Gross primary production, community respiration, and net primary production as measurements of metabolism at Devereux Slough: When do physical processes dominate?
Introduction
In any given aquatic ecosystem, a balance between photosynthetic activity and anaerobic respiration encompasses the general assumption of metabolism – where gross primary production (GPP) is defined as the assimilation of inorganic carbon into organic material, and community respiration (CR) is defined as the release of CO_2 and uptake of oxygen due to degradation of organic material. Net ecosystem production (NEP = GPP – R), therefore, is a measurement of trophic status of the ecosystem (Staehr and Sand-Jensen 2007, Odum 1956). A system is considered net autotrophic when primary production exceeds respiration, and heterotrophic when respiration exceeds production (Caffrey 2004). Such parameters of metabolism can provide crucial information about the ecosystem’s health and vitality (Kemp and Boynton 1980). Nevertheless, metabolism cannot be explained by simple models of photosynthesis and respiration, but rather be attributed to a variety of physical factors ranging from wind speed to temperature.
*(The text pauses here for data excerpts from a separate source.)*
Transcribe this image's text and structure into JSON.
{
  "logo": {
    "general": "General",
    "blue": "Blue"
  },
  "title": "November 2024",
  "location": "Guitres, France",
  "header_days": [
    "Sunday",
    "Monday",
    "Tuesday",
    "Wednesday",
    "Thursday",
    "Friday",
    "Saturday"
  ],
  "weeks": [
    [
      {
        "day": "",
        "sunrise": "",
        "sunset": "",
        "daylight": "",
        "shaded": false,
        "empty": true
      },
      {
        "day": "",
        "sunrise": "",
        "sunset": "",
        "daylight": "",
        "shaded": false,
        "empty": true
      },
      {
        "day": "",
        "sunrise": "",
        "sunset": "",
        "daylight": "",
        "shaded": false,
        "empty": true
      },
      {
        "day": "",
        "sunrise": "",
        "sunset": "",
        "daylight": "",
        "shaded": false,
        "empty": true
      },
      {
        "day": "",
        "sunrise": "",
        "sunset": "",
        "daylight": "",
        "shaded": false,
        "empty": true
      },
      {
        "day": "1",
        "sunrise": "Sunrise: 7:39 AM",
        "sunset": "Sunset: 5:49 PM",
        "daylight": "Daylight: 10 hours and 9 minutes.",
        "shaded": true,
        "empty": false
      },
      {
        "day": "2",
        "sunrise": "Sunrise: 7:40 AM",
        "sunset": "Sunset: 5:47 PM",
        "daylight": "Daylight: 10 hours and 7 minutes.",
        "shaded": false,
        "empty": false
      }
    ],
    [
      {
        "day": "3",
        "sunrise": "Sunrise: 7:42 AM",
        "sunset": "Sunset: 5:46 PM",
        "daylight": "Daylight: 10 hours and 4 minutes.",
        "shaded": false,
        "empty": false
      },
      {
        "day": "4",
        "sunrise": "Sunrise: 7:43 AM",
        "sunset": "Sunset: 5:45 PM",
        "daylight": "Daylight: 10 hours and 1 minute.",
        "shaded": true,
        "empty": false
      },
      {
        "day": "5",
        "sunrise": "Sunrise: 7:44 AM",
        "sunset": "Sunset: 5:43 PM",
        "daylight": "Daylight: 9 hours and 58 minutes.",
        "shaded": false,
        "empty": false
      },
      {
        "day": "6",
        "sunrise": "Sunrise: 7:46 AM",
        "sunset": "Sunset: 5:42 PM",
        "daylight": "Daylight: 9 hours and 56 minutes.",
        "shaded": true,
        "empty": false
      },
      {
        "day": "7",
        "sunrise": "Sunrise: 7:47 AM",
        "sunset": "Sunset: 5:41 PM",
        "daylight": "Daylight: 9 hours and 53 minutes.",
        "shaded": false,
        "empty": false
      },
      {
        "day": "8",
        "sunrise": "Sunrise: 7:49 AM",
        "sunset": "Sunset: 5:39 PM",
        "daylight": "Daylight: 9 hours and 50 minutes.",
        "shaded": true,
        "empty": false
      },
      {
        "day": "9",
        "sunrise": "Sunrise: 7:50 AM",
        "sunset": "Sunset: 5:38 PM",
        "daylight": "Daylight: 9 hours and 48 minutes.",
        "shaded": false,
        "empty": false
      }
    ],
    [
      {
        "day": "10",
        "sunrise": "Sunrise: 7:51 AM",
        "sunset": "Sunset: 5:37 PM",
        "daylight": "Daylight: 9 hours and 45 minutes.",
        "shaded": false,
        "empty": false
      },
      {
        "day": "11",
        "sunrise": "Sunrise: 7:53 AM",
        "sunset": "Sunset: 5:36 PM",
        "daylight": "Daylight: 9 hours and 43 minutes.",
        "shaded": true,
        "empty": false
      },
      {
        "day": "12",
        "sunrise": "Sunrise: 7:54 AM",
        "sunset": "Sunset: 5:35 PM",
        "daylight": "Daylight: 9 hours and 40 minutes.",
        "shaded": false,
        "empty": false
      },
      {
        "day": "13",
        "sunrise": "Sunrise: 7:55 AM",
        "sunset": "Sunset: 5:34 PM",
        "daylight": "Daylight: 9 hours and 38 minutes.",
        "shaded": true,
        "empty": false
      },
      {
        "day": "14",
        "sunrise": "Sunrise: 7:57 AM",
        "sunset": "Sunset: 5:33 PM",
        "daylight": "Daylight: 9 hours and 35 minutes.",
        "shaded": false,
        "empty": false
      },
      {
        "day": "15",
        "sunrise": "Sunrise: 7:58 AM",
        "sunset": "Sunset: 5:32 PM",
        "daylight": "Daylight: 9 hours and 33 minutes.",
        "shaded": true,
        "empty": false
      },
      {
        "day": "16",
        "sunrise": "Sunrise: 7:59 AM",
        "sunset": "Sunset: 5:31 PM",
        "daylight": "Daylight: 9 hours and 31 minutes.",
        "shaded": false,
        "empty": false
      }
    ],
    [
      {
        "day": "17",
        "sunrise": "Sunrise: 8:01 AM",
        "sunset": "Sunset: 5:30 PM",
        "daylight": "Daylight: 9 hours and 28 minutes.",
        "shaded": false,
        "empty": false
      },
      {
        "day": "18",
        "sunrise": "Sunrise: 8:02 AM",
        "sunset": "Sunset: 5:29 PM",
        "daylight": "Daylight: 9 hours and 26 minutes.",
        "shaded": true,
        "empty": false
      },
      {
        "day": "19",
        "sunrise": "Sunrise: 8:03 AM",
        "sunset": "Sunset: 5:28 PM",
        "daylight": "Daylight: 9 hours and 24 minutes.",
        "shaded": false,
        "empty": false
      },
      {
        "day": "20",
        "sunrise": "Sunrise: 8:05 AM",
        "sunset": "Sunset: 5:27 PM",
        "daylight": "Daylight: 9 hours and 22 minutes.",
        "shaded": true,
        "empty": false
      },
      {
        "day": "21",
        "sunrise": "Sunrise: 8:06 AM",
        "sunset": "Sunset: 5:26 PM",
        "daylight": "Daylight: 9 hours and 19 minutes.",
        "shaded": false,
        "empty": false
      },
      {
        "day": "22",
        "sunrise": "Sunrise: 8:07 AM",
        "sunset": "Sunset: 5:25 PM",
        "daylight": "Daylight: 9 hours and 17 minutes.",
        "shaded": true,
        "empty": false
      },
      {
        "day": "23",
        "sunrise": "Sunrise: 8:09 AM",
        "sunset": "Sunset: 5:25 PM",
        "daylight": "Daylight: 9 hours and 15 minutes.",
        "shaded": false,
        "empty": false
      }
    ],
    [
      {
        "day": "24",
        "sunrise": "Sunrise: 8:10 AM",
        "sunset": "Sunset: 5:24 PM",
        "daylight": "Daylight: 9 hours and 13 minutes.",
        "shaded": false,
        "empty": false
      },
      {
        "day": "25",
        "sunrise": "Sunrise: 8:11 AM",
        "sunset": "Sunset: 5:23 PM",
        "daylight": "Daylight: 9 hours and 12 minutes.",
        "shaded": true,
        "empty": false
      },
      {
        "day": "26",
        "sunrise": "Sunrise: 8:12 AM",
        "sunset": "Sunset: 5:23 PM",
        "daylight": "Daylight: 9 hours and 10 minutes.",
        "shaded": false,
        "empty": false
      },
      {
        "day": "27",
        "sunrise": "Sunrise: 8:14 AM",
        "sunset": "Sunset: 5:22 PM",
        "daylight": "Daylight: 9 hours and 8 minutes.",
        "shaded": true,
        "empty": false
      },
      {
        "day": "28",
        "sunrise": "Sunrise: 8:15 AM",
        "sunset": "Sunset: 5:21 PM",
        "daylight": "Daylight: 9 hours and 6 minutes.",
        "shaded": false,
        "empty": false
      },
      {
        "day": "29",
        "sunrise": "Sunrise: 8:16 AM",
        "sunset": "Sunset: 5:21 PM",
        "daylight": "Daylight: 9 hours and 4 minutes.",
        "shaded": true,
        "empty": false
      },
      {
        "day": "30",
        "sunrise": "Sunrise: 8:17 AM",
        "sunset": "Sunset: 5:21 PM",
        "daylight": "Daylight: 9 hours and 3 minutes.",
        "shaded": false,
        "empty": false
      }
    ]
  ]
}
For instance, studies have found that temperature, wind speed, and even rainfall can greatly influence metabolic rates in an aquatic system. One study reported that floodwaters induced by rainfall may replace lake waters with terrestrial runoff that may reduce the apparent transparency within the system, decreasing photosynthetic rates and increasing heterotrophy (Sadro and Melack 2012). Others have supported the notion that gas exchange is linearly dependent on wind speed above 3 m/s (Wanninkhof 1992). However, it would be careless to assume that such physical factors can dominate metabolic rates in an aquatic system, since the relationship between gas transfer and temperature or wind speed is filled with uncertainties. Perhaps it is the coupling of biological and physical processes that can truly define ecosystem metabolism.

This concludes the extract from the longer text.